An extremely wise person once told me that “No matter what you want to tell somebody else to do with their life – people always end up doing what they want. They always end up making their own choices.”
I really want to write. I really love actors and want to work with actors – I don’t want to do it myself. So, I quit school – and though my eldest sister thinks I’ve made the biggest mistake of my life – I wouldn’t have it any other way, because, looky here. I’m a featured writer on one of the coolest sites that I’ve ever seen. And I’m so incredibly proud right now that it doesn’t quite matter what I’ve given up. The only things that matter are the things that I’ve stuck with and the people that have stuck with me.

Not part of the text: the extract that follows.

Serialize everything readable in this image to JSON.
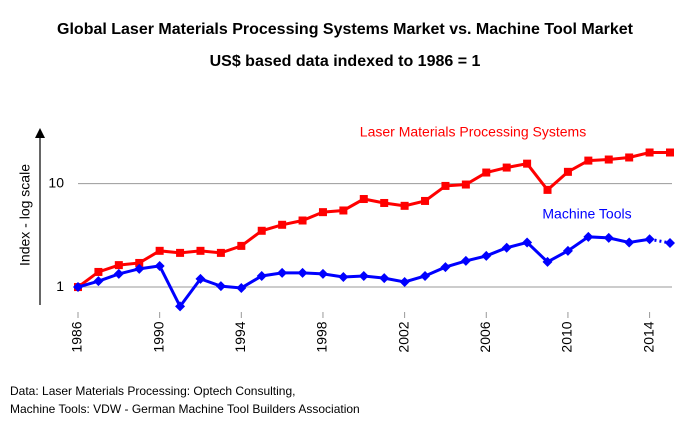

I’ll leave you on what I believe to be a funny story. I was one of the first people to ever shop on NewMusicalTheatre.com. I got an email from Benj Pasek when I was a bright-eyed seventeen-year-old kid in high school, just about to go on college auditions that said, “Hey, we’re testing out this website- go on and buy some sheet music and let me know what you think.”
I was astounded. It was like iTunes, but for New Musical Theatre songs. I was in heaven. There were only 6 people/teams selling on the site at that point- Nick Blaemire, Adam Gwon, Joe Iconis, Kerrigan-Lowdermilk, Ryan Scott Oliver (RSO for you brand-y people) and Pasek & Paul. There was a small dream right then and there that little Alex Oyen (my mother made me put my middle name, her last name, into my professional name) could one day sell on that site.
Take some percents off my songs. Please, sing my tunes. Nobody will be happier than I.